Fortunately, the hook in the Hartley thumb went all the way through. The barb was visible and in a position that it could be cut off with a pair of side cutters. That turned out to be not so easy. Big, strong crankbaits have big, strong hooks. My lady Marshal wasn’t strong enough to cut through the metal. And I couldn’t cut it off. The hook was in my right. I had to use my left hand to try to cut it. No go.

Thanks, Grant. (He’s pretty good at cutting hooks. I recommend him if you find yourself in need of a professional level hook-cutter.)

As the afternoon wore along, I caught more good fish with my newly learned technique. I couldn’t replace my smallest fish from the morning, however. It had swallowed my plastic stickbait. It died in the livewell.

I hated that. Not only do I not ever want to kill a bass but it held my weight down on a really good day.
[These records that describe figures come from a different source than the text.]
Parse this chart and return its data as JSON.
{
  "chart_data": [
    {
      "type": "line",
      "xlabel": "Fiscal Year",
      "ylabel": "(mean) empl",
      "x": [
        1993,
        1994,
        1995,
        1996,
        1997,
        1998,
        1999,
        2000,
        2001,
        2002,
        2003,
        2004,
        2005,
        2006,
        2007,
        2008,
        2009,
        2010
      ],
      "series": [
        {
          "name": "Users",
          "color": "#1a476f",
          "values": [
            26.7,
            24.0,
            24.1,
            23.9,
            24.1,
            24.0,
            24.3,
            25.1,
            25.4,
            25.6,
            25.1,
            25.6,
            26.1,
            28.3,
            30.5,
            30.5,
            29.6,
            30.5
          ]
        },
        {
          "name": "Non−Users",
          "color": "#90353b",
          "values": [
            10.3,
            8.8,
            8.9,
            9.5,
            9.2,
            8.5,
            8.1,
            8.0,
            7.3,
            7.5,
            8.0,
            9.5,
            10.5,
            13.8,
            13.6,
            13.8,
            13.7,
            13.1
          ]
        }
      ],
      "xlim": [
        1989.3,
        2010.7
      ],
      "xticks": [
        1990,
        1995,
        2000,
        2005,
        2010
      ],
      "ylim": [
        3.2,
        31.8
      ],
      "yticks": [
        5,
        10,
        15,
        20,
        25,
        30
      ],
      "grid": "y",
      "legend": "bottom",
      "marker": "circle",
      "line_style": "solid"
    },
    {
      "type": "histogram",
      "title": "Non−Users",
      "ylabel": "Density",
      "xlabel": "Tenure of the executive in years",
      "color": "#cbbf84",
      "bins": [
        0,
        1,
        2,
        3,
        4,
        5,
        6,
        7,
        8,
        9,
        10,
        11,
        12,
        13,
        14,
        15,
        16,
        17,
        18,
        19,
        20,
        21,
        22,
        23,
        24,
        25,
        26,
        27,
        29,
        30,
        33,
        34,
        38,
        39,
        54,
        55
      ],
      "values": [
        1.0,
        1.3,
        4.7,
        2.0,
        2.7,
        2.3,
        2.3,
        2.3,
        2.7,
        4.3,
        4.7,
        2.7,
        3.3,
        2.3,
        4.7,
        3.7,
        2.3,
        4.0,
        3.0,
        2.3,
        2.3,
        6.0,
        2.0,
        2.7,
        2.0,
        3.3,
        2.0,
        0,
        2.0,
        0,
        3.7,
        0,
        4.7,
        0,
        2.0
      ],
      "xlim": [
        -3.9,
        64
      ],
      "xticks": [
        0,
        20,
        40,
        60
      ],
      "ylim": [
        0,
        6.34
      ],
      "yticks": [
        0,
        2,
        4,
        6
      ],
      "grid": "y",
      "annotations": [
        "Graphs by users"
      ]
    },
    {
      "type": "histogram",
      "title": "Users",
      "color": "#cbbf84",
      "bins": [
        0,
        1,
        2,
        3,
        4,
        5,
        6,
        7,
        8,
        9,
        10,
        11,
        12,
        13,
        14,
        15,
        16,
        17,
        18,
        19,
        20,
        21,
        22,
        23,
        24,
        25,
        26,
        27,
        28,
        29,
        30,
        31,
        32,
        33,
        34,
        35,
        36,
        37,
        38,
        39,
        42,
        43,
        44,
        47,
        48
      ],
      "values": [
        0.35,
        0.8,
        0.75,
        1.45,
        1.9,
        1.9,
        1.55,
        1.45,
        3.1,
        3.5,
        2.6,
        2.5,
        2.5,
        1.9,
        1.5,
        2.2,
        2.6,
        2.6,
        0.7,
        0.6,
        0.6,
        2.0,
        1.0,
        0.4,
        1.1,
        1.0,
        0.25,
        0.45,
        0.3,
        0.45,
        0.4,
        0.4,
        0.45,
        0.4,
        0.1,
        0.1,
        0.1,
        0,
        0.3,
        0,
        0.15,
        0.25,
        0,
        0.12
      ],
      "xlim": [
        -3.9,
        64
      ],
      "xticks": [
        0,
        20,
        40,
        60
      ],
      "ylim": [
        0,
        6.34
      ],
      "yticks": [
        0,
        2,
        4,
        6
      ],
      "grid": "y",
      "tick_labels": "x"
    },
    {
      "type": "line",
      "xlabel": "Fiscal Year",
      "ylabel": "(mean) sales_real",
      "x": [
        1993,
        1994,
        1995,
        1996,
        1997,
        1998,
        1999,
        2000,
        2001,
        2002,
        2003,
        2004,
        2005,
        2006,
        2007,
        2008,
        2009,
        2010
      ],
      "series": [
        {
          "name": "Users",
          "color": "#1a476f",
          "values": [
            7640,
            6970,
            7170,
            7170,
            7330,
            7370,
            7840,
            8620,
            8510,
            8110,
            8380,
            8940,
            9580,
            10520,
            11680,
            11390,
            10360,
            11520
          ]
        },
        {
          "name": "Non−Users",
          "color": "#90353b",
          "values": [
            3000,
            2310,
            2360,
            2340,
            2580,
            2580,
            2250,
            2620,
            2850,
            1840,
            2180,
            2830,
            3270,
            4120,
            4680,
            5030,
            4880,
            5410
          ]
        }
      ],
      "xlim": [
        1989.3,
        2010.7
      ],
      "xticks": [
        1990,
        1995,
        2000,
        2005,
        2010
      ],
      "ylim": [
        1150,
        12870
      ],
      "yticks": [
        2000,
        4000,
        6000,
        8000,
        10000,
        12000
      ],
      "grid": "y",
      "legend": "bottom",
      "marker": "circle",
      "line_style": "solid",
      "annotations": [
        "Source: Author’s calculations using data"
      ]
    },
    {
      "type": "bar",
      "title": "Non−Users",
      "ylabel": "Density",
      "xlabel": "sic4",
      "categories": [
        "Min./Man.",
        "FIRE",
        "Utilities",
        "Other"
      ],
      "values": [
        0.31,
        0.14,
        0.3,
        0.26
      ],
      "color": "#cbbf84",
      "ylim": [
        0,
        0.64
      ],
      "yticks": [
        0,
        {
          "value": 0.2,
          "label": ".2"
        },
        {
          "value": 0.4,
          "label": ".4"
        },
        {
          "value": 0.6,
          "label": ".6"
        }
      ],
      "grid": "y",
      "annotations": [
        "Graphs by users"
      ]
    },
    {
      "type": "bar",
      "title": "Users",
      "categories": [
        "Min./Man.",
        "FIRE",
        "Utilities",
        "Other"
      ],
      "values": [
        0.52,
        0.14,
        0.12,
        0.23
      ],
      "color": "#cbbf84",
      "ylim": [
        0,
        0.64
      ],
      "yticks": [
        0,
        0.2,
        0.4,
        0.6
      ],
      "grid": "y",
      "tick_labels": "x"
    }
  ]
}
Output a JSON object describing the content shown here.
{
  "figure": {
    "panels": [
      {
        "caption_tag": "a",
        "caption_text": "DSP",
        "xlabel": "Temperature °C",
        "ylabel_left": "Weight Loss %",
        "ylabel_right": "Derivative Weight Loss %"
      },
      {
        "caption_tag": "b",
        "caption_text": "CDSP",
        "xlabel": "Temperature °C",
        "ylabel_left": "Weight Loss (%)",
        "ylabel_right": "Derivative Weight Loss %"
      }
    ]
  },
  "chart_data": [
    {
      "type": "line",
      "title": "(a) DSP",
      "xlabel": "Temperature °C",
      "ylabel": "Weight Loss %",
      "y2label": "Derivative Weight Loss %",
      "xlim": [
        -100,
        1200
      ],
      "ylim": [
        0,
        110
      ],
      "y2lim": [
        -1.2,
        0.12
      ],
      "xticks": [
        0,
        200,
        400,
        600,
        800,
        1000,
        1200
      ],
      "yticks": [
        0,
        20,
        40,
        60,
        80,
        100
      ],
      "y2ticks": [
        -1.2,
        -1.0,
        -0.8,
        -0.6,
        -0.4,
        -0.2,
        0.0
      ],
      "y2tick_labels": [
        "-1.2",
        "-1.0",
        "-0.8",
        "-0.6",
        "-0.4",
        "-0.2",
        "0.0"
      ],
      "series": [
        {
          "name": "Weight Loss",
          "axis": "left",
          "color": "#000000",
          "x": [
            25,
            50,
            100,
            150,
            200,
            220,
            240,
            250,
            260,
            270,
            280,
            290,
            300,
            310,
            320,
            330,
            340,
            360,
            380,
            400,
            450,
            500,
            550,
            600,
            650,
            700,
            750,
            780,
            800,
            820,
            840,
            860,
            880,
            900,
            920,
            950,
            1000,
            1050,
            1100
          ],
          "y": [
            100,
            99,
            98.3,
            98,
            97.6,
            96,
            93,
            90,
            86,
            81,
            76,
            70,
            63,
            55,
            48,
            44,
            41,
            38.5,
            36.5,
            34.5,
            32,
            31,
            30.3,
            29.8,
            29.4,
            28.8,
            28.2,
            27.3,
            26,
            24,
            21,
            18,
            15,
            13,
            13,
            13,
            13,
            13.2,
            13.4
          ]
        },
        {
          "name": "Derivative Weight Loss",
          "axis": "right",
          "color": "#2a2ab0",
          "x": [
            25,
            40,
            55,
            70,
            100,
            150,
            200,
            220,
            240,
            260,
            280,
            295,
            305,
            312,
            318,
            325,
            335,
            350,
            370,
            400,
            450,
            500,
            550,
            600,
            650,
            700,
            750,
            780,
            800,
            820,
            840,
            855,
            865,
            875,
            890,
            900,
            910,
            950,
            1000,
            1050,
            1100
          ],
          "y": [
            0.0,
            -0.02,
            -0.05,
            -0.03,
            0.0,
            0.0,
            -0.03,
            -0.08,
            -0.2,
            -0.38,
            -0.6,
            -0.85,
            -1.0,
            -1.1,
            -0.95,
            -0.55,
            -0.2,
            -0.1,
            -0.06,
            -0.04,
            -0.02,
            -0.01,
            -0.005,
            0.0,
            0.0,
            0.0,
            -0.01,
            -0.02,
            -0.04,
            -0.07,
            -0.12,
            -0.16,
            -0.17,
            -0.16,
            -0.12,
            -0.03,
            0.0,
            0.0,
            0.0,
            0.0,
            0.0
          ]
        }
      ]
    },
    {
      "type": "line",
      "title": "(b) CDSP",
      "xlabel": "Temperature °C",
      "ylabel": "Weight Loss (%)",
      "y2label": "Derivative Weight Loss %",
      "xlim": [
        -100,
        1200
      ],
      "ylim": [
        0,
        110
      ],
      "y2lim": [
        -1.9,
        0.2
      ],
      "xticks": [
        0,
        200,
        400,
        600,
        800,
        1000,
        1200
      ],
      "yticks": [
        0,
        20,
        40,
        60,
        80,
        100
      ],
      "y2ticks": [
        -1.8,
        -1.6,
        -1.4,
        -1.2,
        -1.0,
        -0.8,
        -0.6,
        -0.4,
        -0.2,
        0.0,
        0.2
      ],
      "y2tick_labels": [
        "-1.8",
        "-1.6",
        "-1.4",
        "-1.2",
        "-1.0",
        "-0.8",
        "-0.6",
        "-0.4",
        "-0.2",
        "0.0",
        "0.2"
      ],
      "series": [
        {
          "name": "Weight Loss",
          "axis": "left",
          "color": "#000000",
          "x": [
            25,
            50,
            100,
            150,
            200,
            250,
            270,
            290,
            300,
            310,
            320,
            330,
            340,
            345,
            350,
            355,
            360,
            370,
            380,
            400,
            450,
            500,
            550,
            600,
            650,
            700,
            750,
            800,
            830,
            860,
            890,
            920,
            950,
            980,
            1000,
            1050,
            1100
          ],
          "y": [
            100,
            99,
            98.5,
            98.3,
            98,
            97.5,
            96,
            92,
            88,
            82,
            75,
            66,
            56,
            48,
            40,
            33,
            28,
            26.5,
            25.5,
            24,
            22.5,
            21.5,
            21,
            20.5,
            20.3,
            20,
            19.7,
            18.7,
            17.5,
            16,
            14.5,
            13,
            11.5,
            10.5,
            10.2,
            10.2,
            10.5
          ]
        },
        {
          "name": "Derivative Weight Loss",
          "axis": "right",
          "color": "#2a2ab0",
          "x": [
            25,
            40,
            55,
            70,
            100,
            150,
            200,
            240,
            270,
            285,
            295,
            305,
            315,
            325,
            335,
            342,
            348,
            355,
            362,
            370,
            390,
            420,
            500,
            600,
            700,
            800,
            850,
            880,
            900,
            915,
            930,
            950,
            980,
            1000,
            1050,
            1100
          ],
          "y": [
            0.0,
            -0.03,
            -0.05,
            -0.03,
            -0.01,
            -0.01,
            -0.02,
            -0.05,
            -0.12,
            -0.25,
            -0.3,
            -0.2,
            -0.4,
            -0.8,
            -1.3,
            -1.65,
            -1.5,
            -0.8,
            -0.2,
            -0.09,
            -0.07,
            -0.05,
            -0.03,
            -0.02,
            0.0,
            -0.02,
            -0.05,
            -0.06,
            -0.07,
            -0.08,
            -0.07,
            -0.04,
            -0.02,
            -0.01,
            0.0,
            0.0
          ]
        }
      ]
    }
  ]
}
I knew she was in trouble when I first caught her. I suppose I could have turned her loose then, but who knows what the day will turn into? As it turned out, I didn’t need her. But I could have. How bad would it be to turn the fish loose that would have sent you back to Chickamauga?

I learned something else that day, too. Pay close attention to where you are and where the weigh-in will be held. I thought I knew where I was. I figured an hour would give me plenty of time to get back. I ran full throttle everywhere it was legal to do so. I had 3 minutes to spare when I checked in. That’s too close for comfort.